Бейтсон, Латур и Райл предлагают технологии для дизайнирования "воды". Они расширяют наши представления о диспозиции активных форм, которые представляют собой не отдельные события или объекты, а похожи скорее на переменные в информационных потоках. Они анализируют инфраструктурное пространство, но уже не как таинственный фон или недоступный пониманию инструмент политических манипуляций. Каким бы сложным ни был великан урбанистической инфраструктуры, эти ученые могут показать простые тумблеры и рычаги, с помощью которых можно научиться им управлять.
Создание активной формы и диспозиции как отдельное искусство
Аудиторию нашего нового Гюго будут составлять люди, далекие от архитектуры, отчасти потому, что коль скоро пространство – это секретное оружие самых влиятельных людей на земле, то лучше всего эту тайну хранят именно от архитекторов. Для дизайнеров создание формы часто сводится к форме объекта, эстетические качества которого суть результат тонкого понимания очертаний и геометрии. Пока в этой сфере деятельность рассматривается как программа, идея активной формы представляется оксюмороном или мистификацией, а призванные создать нечто подобное архитекторы полагаются на то, чему их лучше всего учили, – на создание формального объекта, олицетворяющего действие. Можно придумать помещение, которое будет олицетворять, к примеру, изменчивость или динамизм. Его можно напичкать цифровыми датчиками, реагирующими на движение, прикосновение или какую-нибудь другую программу. Еще более наивное недоразумение (чья сила кроется именно в его наивности) возникает, когда действие или деятельность путают с движением или кинетизмом. Архитектор, имеющий дело с изменяющимся пространством, проектирует его, следуя определенному архитектурному паттерну. И чем больше динамики или ажитации будет в его чертежах, тем более "активной" будет считаться форма.

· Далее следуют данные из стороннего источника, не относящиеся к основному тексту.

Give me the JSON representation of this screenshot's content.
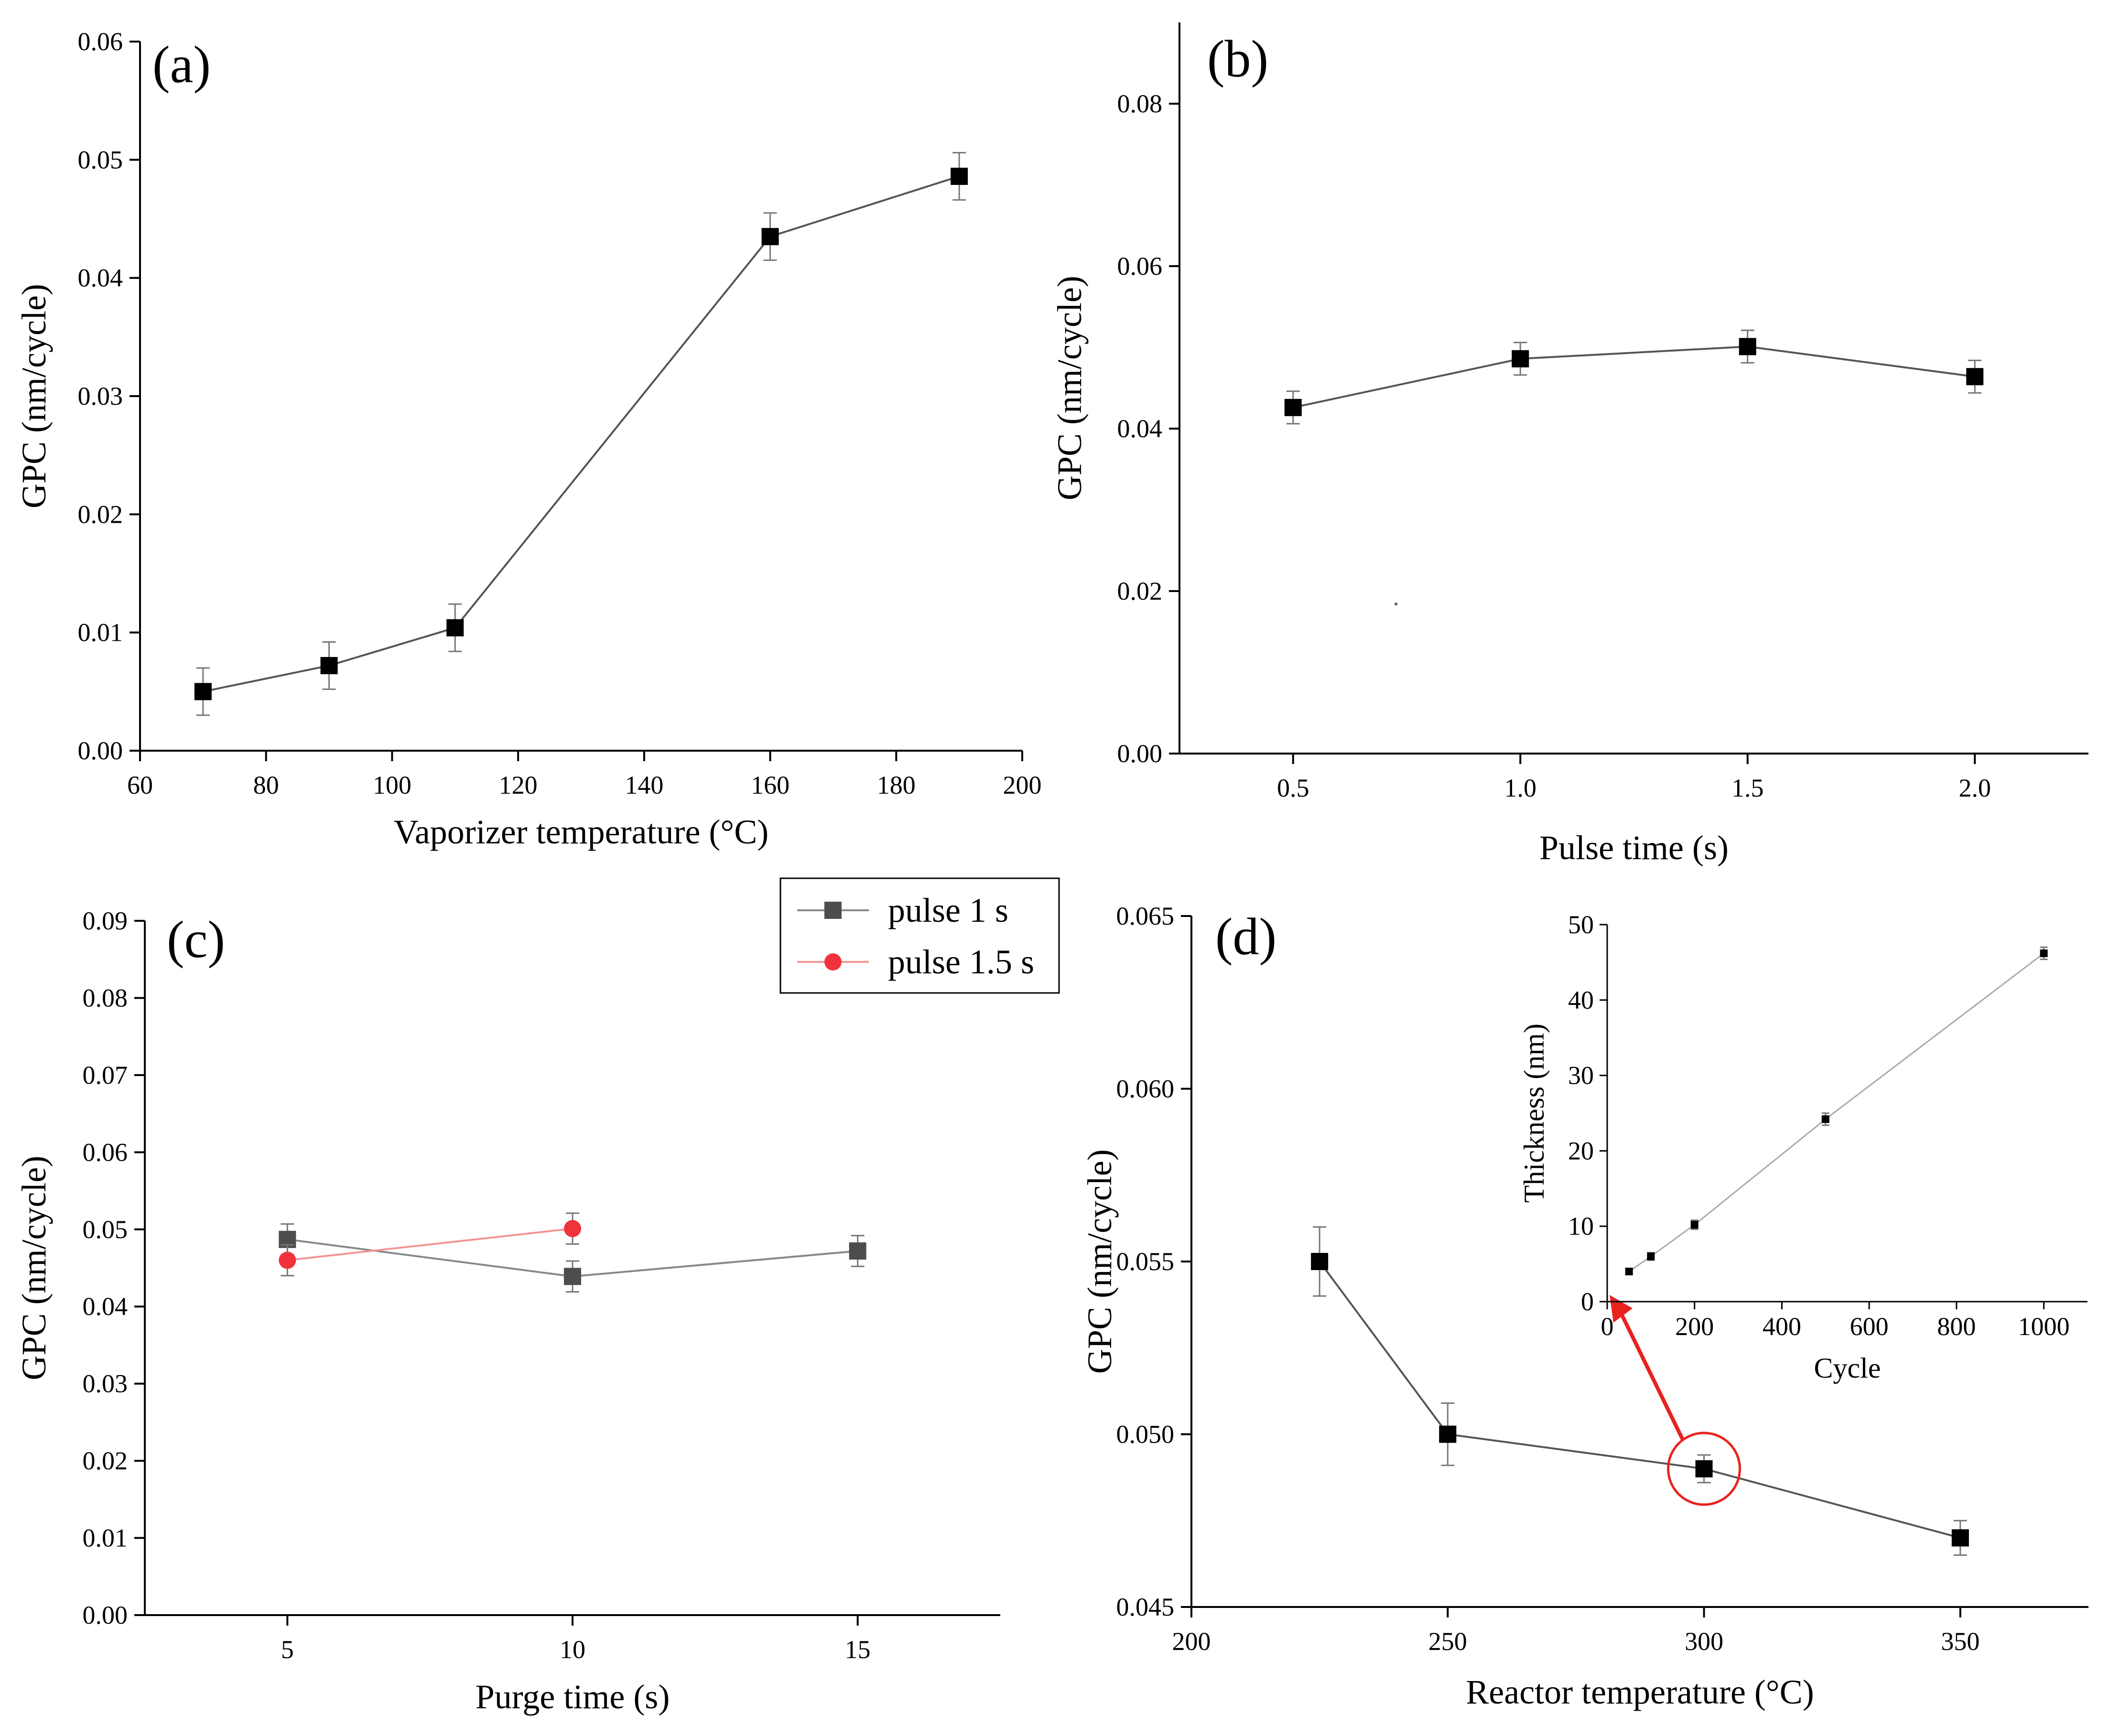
{
  "chart_data": [
    {
      "id": "a",
      "type": "line",
      "panel_label": "(a)",
      "xlabel": "Vaporizer temperature (°C)",
      "ylabel": "GPC (nm/cycle)",
      "xlim": [
        60,
        200
      ],
      "ylim": [
        0,
        0.06
      ],
      "xticks": [
        60,
        80,
        100,
        120,
        140,
        160,
        180,
        200
      ],
      "xtick_labels": [
        "60",
        "80",
        "100",
        "120",
        "140",
        "160",
        "180",
        "200"
      ],
      "yticks": [
        0,
        0.01,
        0.02,
        0.03,
        0.04,
        0.05,
        0.06
      ],
      "ytick_labels": [
        "0.00",
        "0.01",
        "0.02",
        "0.03",
        "0.04",
        "0.05",
        "0.06"
      ],
      "series": [
        {
          "name": "GPC",
          "color": "#000000",
          "line_color": "#555555",
          "marker": "square",
          "x": [
            70,
            90,
            110,
            160,
            190
          ],
          "y": [
            0.005,
            0.0072,
            0.0104,
            0.0435,
            0.0486
          ],
          "err": [
            0.002,
            0.002,
            0.002,
            0.002,
            0.002
          ]
        }
      ]
    },
    {
      "id": "b",
      "type": "line",
      "panel_label": "(b)",
      "xlabel": "Pulse time (s)",
      "ylabel": "GPC (nm/cycle)",
      "xlim": [
        0.25,
        2.25
      ],
      "ylim": [
        0,
        0.09
      ],
      "xticks": [
        0.5,
        1.0,
        1.5,
        2.0
      ],
      "xtick_labels": [
        "0.5",
        "1.0",
        "1.5",
        "2.0"
      ],
      "yticks": [
        0,
        0.02,
        0.04,
        0.06,
        0.08
      ],
      "ytick_labels": [
        "0.00",
        "0.02",
        "0.04",
        "0.06",
        "0.08"
      ],
      "series": [
        {
          "name": "GPC",
          "color": "#000000",
          "line_color": "#555555",
          "marker": "square",
          "x": [
            0.5,
            1.0,
            1.5,
            2.0
          ],
          "y": [
            0.0426,
            0.0486,
            0.0501,
            0.0464
          ],
          "err": [
            0.002,
            0.002,
            0.002,
            0.002
          ]
        }
      ]
    },
    {
      "id": "c",
      "type": "line",
      "panel_label": "(c)",
      "xlabel": "Purge time (s)",
      "ylabel": "GPC (nm/cycle)",
      "xlim": [
        2.5,
        17.5
      ],
      "ylim": [
        0,
        0.09
      ],
      "xticks": [
        5,
        10,
        15
      ],
      "xtick_labels": [
        "5",
        "10",
        "15"
      ],
      "yticks": [
        0,
        0.01,
        0.02,
        0.03,
        0.04,
        0.05,
        0.06,
        0.07,
        0.08,
        0.09
      ],
      "ytick_labels": [
        "0.00",
        "0.01",
        "0.02",
        "0.03",
        "0.04",
        "0.05",
        "0.06",
        "0.07",
        "0.08",
        "0.09"
      ],
      "legend": {
        "placement": "top-right-outside"
      },
      "series": [
        {
          "name": "pulse 1 s",
          "color": "#4d4d4d",
          "line_color": "#888888",
          "marker": "square",
          "x": [
            5,
            10,
            15
          ],
          "y": [
            0.0487,
            0.0439,
            0.0472
          ],
          "err": [
            0.002,
            0.002,
            0.002
          ]
        },
        {
          "name": "pulse 1.5 s",
          "color": "#f0333a",
          "line_color": "#f29595",
          "marker": "circle",
          "x": [
            5,
            10
          ],
          "y": [
            0.046,
            0.0501
          ],
          "err": [
            0.002,
            0.002
          ]
        }
      ]
    },
    {
      "id": "d",
      "type": "line",
      "panel_label": "(d)",
      "xlabel": "Reactor temperature (°C)",
      "ylabel": "GPC (nm/cycle)",
      "xlim": [
        200,
        375
      ],
      "ylim": [
        0.045,
        0.065
      ],
      "xticks": [
        200,
        250,
        300,
        350
      ],
      "xtick_labels": [
        "200",
        "250",
        "300",
        "350"
      ],
      "yticks": [
        0.045,
        0.05,
        0.055,
        0.06,
        0.065
      ],
      "ytick_labels": [
        "0.045",
        "0.050",
        "0.055",
        "0.060",
        "0.065"
      ],
      "highlight": {
        "x": 300,
        "y": 0.049,
        "color": "#e8231e"
      },
      "series": [
        {
          "name": "GPC",
          "color": "#000000",
          "line_color": "#555555",
          "marker": "square",
          "x": [
            225,
            250,
            300,
            350
          ],
          "y": [
            0.055,
            0.05,
            0.049,
            0.047
          ],
          "err": [
            0.001,
            0.0009,
            0.0004,
            0.0005
          ]
        }
      ]
    },
    {
      "id": "d-inset",
      "type": "line",
      "xlabel": "Cycle",
      "ylabel": "Thickness (nm)",
      "xlim": [
        0,
        1100
      ],
      "ylim": [
        0,
        50
      ],
      "xticks": [
        0,
        200,
        400,
        600,
        800,
        1000
      ],
      "xtick_labels": [
        "0",
        "200",
        "400",
        "600",
        "800",
        "1000"
      ],
      "yticks": [
        0,
        10,
        20,
        30,
        40,
        50
      ],
      "ytick_labels": [
        "0",
        "10",
        "20",
        "30",
        "40",
        "50"
      ],
      "series": [
        {
          "name": "Thickness",
          "color": "#000000",
          "line_color": "#aaaaaa",
          "marker": "square",
          "x": [
            50,
            100,
            200,
            500,
            1000
          ],
          "y": [
            4.0,
            6.0,
            10.2,
            24.2,
            46.2
          ],
          "err": [
            0.4,
            0.5,
            0.6,
            0.8,
            0.8
          ]
        }
      ]
    }
  ]
}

Различие между пониманием формы как объекта и формы как действия подобно райловскому различению между "знанием что" и "знанием как". Значение активных форм зависит от того, к чему они склоняют, что провоцируют и что подавляют. Они задают набор параметров или возможностей, в соответствии с которыми структура будет функционировать в течение времени. Активные формы могут рассказать о том, как некое изменение влияет на функционирование группы, распространяется в пределах поля, меняет популяцию или генерирует сеть. Проектировщик активных форм проектирует не поле в целом, но скорее некую дельту или способы его изменения – не только форму и контуры игровой фигуры, но и арсенал предписанных ей ходов.